1. Ceasefire and Energy Price Risk

The announced truce between the U.S. and Iran is expected to restore tanker flows through the Strait of Hormuz, averting an energy price shock that could have triggered prolonged weak industrial metals demand. UBS sees this de-escalation as removing the biggest sector risk, paving the way for improved fundamentals across base metals.

2. Copper Equities Opportunity

Copper equities have declined around 20% since the conflict began, creating what UBS describes as an attractive risk/reward setup if energy normalization persists. Analysts highlight a 100,000-tonne annual production downgrade at Ivanhoe’s Kamoa-Kakula mine for 2026-27, and prefer First Quantum, Freeport-McMoRan, Anglo American and Teck as top picks.

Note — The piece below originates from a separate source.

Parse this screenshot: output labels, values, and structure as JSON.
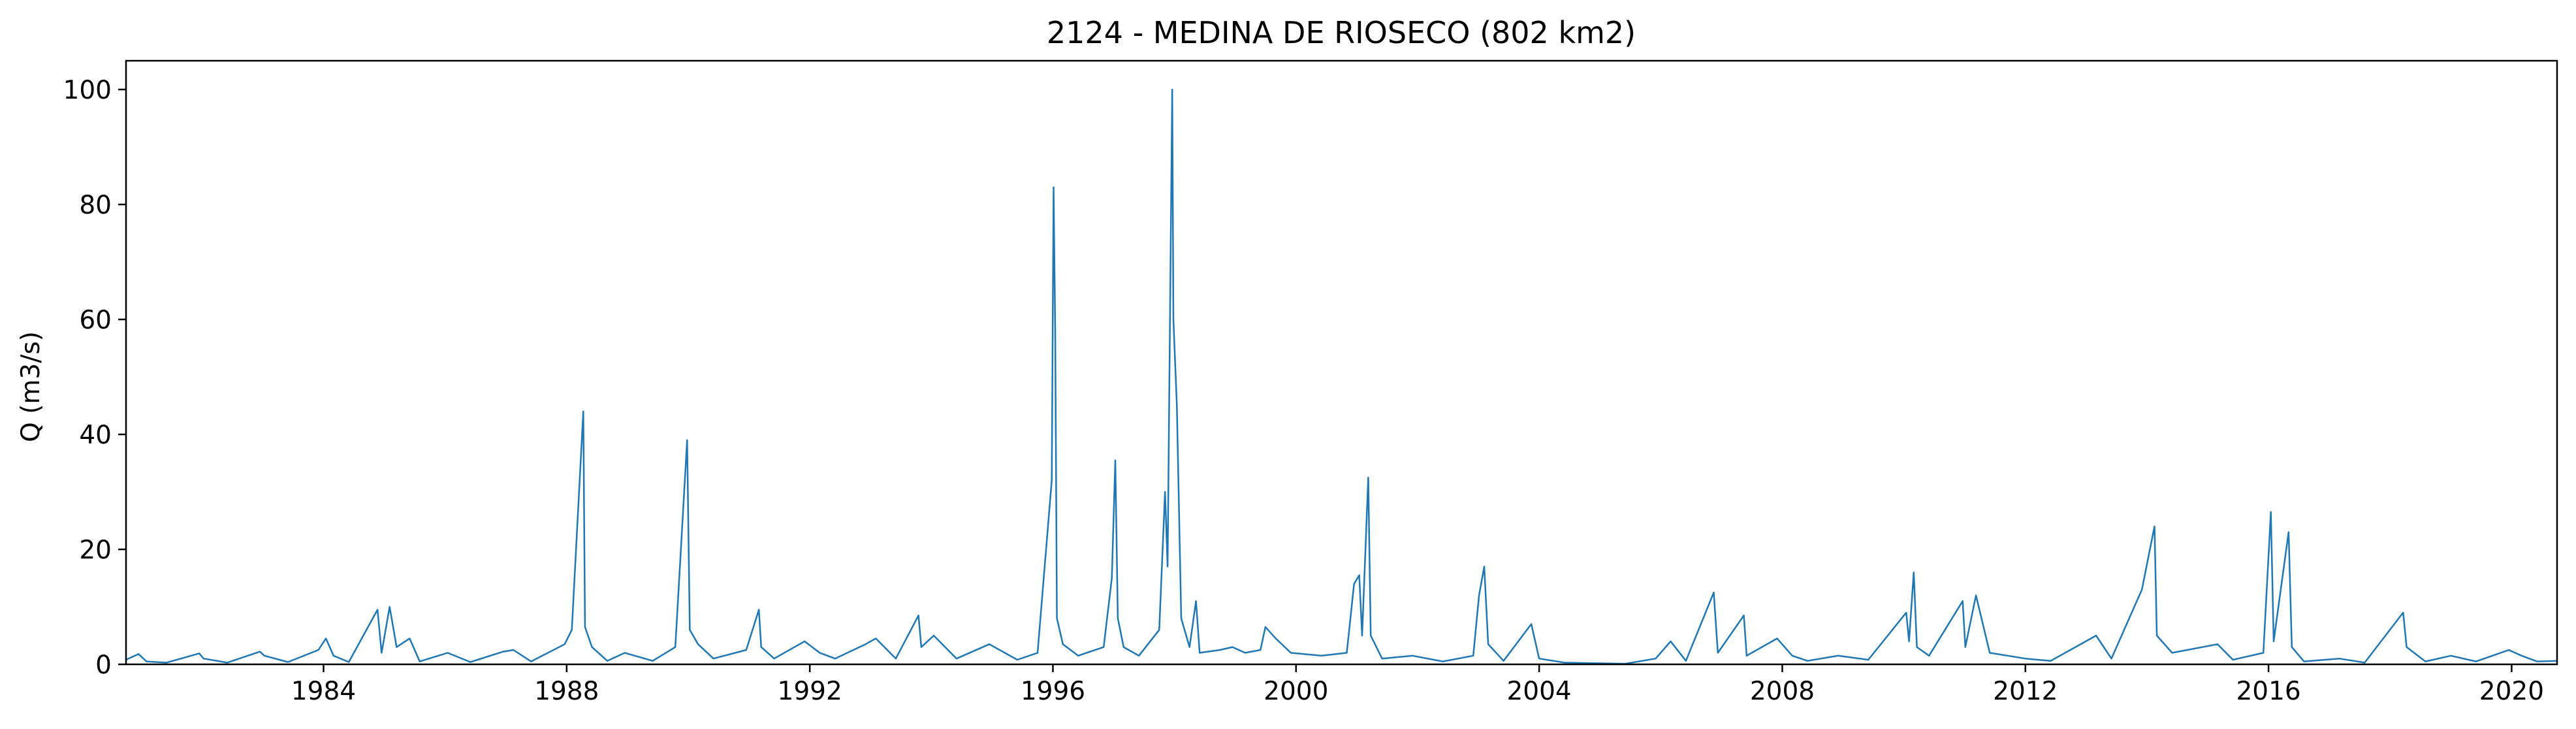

3. Gold Equities Assessment

Gold equities mirror copper’s 20% pullback, yet remain supported by spot prices near $4,000 per ounce against all-in sustaining costs below $2,000. UBS identifies Newmont, Endeavour, SSR Mining and Skeena among producers and Wheaton Precious Metals and Franco-Nevada among streamers as best positioned, while cautioning that the recent earnings upgrade cycle may reverse.

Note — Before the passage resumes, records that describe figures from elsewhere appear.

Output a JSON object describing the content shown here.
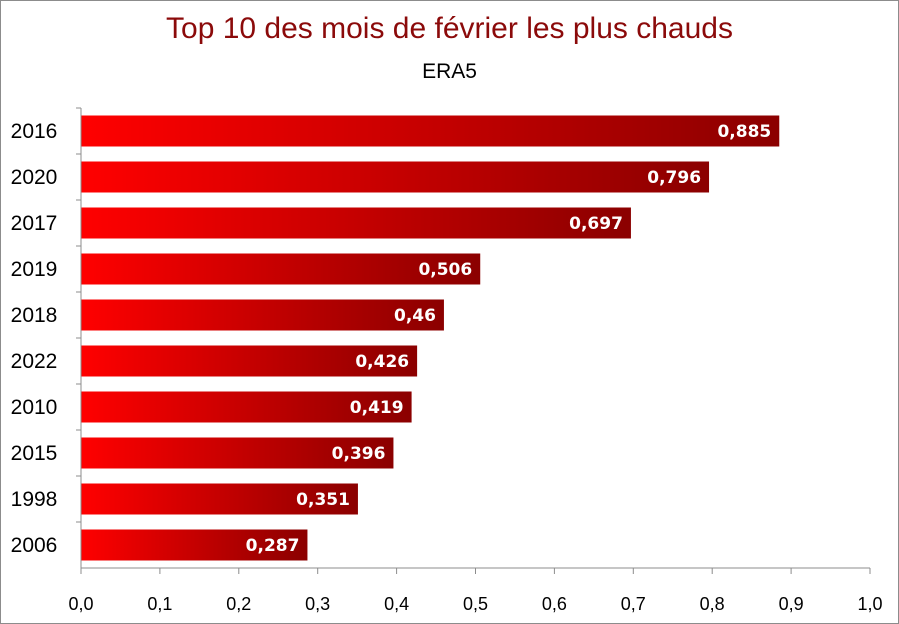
{
  "chart_data": {
    "type": "bar",
    "orientation": "horizontal",
    "title": "Top 10 des mois de février les plus chauds",
    "subtitle": "ERA5",
    "categories": [
      "2016",
      "2020",
      "2017",
      "2019",
      "2018",
      "2022",
      "2010",
      "2015",
      "1998",
      "2006"
    ],
    "values": [
      0.885,
      0.796,
      0.697,
      0.506,
      0.46,
      0.426,
      0.419,
      0.396,
      0.351,
      0.287
    ],
    "data_labels": [
      "0,885",
      "0,796",
      "0,697",
      "0,506",
      "0,46",
      "0,426",
      "0,419",
      "0,396",
      "0,351",
      "0,287"
    ],
    "xlim": [
      0,
      1.0
    ],
    "x_ticks": [
      "0,0",
      "0,1",
      "0,2",
      "0,3",
      "0,4",
      "0,5",
      "0,6",
      "0,7",
      "0,8",
      "0,9",
      "1,0"
    ],
    "xlabel": "",
    "ylabel": "",
    "grid": false,
    "legend": "none",
    "colors": {
      "bar_start": "#ff0000",
      "bar_end": "#8b0000",
      "title": "#8b0a0a",
      "axis": "#8c8c8c"
    }
  }
}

4. Aluminium Market Dynamics

Aluminium LME prices have risen roughly 10% since hostilities began, outperforming copper by about 15 percentage points, driven by damage to Middle East smelter capacity. Even if shipping routes normalize, ongoing supply disruptions at EGA and Alba facilities are expected to keep aluminium prices supported through the year.